Over the last 12 months, completed foreclosures have fallen to the lowest level since the Great Recession began in 2007, according to CoreLogic’s April National Foreclosure Report, which shows completed foreclosures fell to 599,000 nationwide.

Completed foreclosures – the total number of homes actually lost to foreclosure – was 46,000 nationally in April, down 18 percent from April 2013. Foreclosures still remain elevated by historical standards. Before the housing decline in 2007, completed foreclosures averaged 21,000 per month between 2000 and 2006. 

Since September 2008, there has been about 5 million completed foreclosures nationwide. 

In April, about 694,000 homes were still in some stage of foreclosure, known as foreclosure inventory. Inventory levels are down 35 percent year-over-year. The foreclosure inventory in April represented 1.8 percent of all homes with a mortgage, according to CoreLogic’s report. 

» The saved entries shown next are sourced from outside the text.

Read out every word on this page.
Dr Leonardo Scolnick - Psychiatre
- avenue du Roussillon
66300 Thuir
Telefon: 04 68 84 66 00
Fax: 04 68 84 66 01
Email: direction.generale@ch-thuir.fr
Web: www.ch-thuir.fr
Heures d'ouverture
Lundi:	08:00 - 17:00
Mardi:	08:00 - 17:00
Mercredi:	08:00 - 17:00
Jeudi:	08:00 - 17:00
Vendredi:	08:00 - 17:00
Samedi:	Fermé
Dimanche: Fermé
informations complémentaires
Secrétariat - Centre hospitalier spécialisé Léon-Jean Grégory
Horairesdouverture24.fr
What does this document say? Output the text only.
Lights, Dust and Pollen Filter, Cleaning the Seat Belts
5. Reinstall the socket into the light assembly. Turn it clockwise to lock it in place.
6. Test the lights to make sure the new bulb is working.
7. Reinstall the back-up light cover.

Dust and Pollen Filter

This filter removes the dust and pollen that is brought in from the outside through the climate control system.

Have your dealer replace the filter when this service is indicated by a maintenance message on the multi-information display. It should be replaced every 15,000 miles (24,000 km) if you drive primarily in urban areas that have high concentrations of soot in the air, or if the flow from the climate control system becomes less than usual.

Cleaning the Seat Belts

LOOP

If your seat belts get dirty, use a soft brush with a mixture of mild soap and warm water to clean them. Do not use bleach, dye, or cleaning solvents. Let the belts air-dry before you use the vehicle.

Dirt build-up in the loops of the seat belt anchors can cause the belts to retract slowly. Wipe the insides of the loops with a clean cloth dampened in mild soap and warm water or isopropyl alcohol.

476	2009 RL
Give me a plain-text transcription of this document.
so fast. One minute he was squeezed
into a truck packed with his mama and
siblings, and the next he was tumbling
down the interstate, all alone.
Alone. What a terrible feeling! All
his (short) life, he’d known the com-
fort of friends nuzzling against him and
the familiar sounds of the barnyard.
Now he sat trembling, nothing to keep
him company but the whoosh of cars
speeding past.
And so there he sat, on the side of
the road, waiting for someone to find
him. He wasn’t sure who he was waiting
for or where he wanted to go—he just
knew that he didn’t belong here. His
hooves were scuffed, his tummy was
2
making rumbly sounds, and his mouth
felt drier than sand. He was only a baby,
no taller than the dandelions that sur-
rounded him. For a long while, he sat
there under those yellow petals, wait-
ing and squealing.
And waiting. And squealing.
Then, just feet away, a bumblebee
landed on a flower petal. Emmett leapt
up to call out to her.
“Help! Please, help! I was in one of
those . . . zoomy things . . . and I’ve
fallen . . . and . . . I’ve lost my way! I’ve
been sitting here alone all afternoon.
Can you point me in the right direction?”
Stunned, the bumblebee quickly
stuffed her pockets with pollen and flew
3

At the current pace, “it will take 14 months to move all of the foreclosed inventory through the pipeline,” says Sam Khater, deputy chief economist for CoreLogic. 

“We have now registered two and a half years of continuous decreases in the number of home owners who are in some stage of the foreclosure process,” adds Anand Nallathambi, president and CEO of CoreLogic. “This consistent decline means fewer Americans are experiencing the distress of delinquency and default.”

Every state – except for New York and the District of Columbia – reported double-digit year-over-year decreases in foreclosures, according to CoreLogic. 

The following five states have the highest foreclosure inventory (as percentage of all mortgaged homes): 

  • New Jersey: 6%
  • Florida: 5.4%
  • New York: 4.6%
  • Hawaii: 3.1%
  • Maine: 3%

Meanwhile, the five states with the lowest foreclosure inventories are Alaska (0.4%); Wyoming (0.4%); North Dakota (0.5%); Nebraska (0.5%); and Minnesota (0.5%), according to CoreLogic’s April report.